Jumat, 26/06/2009 07:42 WIB
Warta No.1
Permadi: SBY Sengaja Mau Obrak-abrik KPK
Adv - detikNews

Jakarta - Pernyataan SBY yang menyebut bahwa KPK sudah menjadi lembaga super 
body, serta  perintahnya kepada BPKP untuk mengaudit KPK, tak lepas dari 
skenarionya untuk mengobrak-abrik KPK. Selain dilatari dendam lantaran besannya 
Aulia Pohan dijebloskan ke penjara oleh KPK, SBY sudah mulai cemas; bisnis 
keluarganya maupun sepak terjang orang-orang Partai Demokrat akan dipersoalkan.

"Pernyataan- pernyataan SBY selama ini yang memuji langkah KPK dalam 
memberantas korupsi itu hanya manuver politik semata dan sekadar untuk 
pencitraan. Padahal sebenarnya ia sakit hati, karena besannya dijebloskan ke 
penjara oleh KPK," kata Permadi saat dihubungi via telepon, Kamis (25/6).

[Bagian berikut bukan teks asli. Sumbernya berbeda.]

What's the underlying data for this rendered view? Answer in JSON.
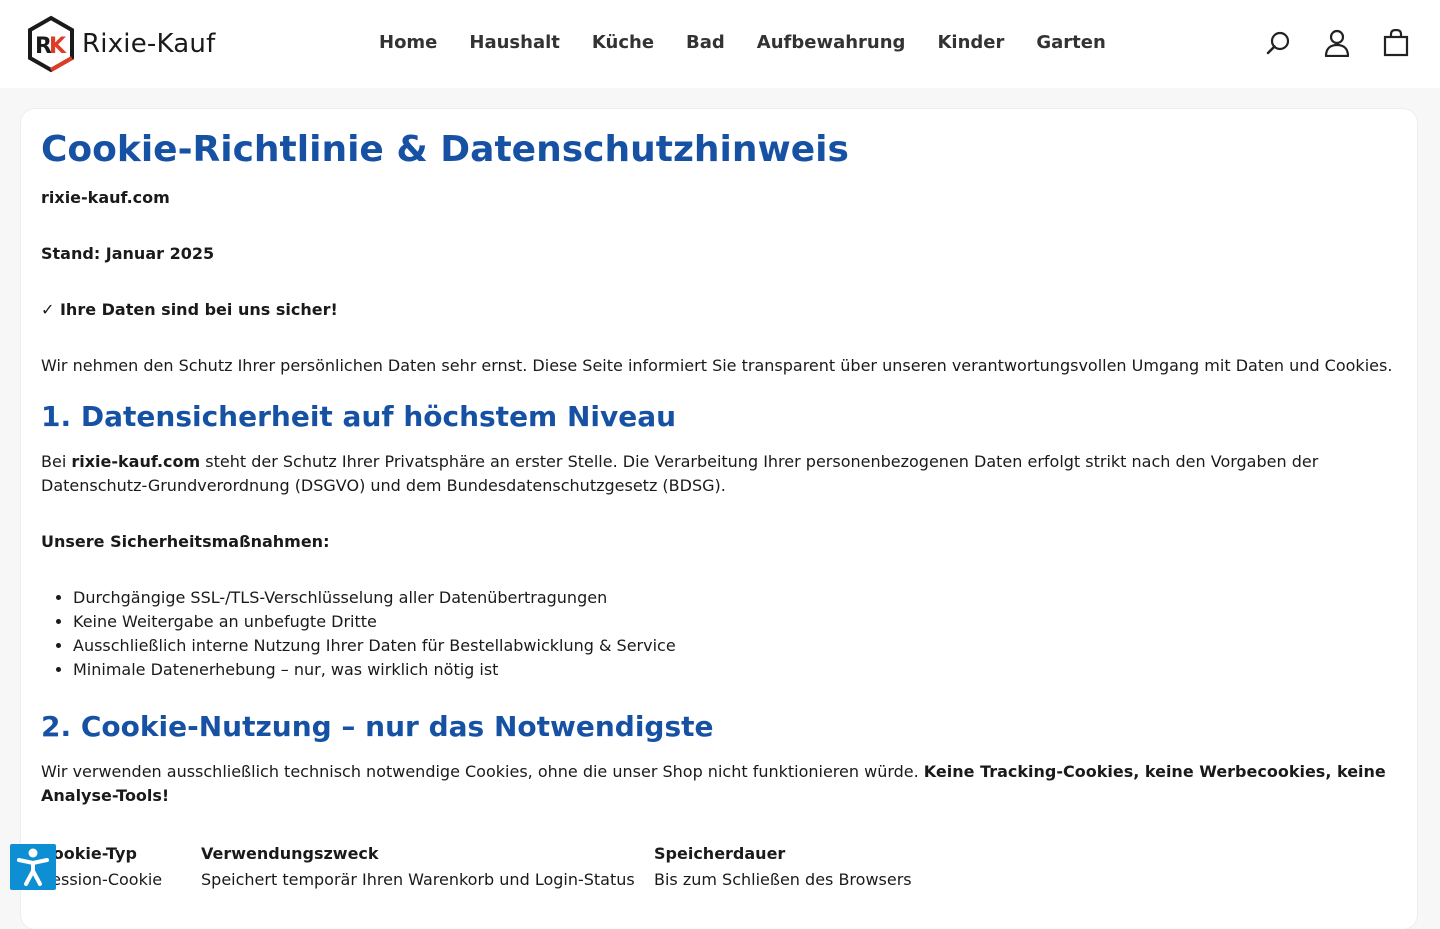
{
  "brand": {
    "name": "Rixie-Kauf",
    "logo_letters": "RK"
  },
  "nav": {
    "items": [
      "Home",
      "Haushalt",
      "Küche",
      "Bad",
      "Aufbewahrung",
      "Kinder",
      "Garten"
    ]
  },
  "header_icons": [
    "search-icon",
    "account-icon",
    "cart-icon"
  ],
  "page": {
    "title": "Cookie-Richtlinie & Datenschutzhinweis",
    "domain": "rixie-kauf.com",
    "stand": "Stand: Januar 2025",
    "safe_line": "✓ Ihre Daten sind bei uns sicher!",
    "intro": "Wir nehmen den Schutz Ihrer persönlichen Daten sehr ernst. Diese Seite informiert Sie transparent über unseren verantwortungsvollen Umgang mit Daten und Cookies.",
    "section1": {
      "heading": "1. Datensicherheit auf höchstem Niveau",
      "p_before": "Bei ",
      "p_bold": "rixie-kauf.com",
      "p_after": " steht der Schutz Ihrer Privatsphäre an erster Stelle. Die Verarbeitung Ihrer personenbezogenen Daten erfolgt strikt nach den Vorgaben der Datenschutz-Grundverordnung (DSGVO) und dem Bundesdatenschutzgesetz (BDSG).",
      "measures_heading": "Unsere Sicherheitsmaßnahmen:",
      "measures": [
        "Durchgängige SSL-/TLS-Verschlüsselung aller Datenübertragungen",
        "Keine Weitergabe an unbefugte Dritte",
        "Ausschließlich interne Nutzung Ihrer Daten für Bestellabwicklung & Service",
        "Minimale Datenerhebung – nur, was wirklich nötig ist"
      ]
    },
    "section2": {
      "heading": "2. Cookie-Nutzung – nur das Notwendigste",
      "p_normal": "Wir verwenden ausschließlich technisch notwendige Cookies, ohne die unser Shop nicht funktionieren würde. ",
      "p_bold": "Keine Tracking-Cookies, keine Werbecookies, keine Analyse-Tools!",
      "table": {
        "headers": [
          "Cookie-Typ",
          "Verwendungszweck",
          "Speicherdauer"
        ],
        "rows": [
          [
            "Session-Cookie",
            "Speichert temporär Ihren Warenkorb und Login-Status",
            "Bis zum Schließen des Browsers"
          ]
        ]
      }
    }
  },
  "accessibility_button": "accessibility-icon",
  "colors": {
    "heading": "#1651a3",
    "logo_red": "#e03b24",
    "a11y": "#0f8fd3"
  }
}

Selain itu, lanjut mantan anggota DPR dari PDI Perjuangan itu, SBY sendiri 
sekarang sudah mulai cemas dengan manuver KPK yang mulai melirik bisnis 
keluarganya. Juga, KPK saat ini sudah mulai "menembak" orang Partai Demokrat, 
dengan menyeret salah satu tokoh penting Partai Demokrat, yakni  Jhony Allen 
dalam kasus pembangunan sarana pelabuhan di wilayah Indonesia Timur.

"Jika itu tidak dihentikan, bisa-bisa KPK akan terus saja melakukan manuvernya 
untuk mengusut korupsi orang-orang Demokrat," tandas paranormal yang selalu 
berpakaian hitam-hitam tersebut.

Lebih lanjut Permadi mengatakan, sejatinya isyarat bahwa SBY tidak serius 
memberantas korupsi tersirat dari lambannya pemerintah mengeluarkan Perpu 
Pengadilan Tipikor , karena proses pembuatan UU Pengadilan Tipikor di DPR 
hingga saat ini masih belum jelas bentuknya. Sementara DPR sendiri sudah akan 
berakhir masa tugasnya September mendatang.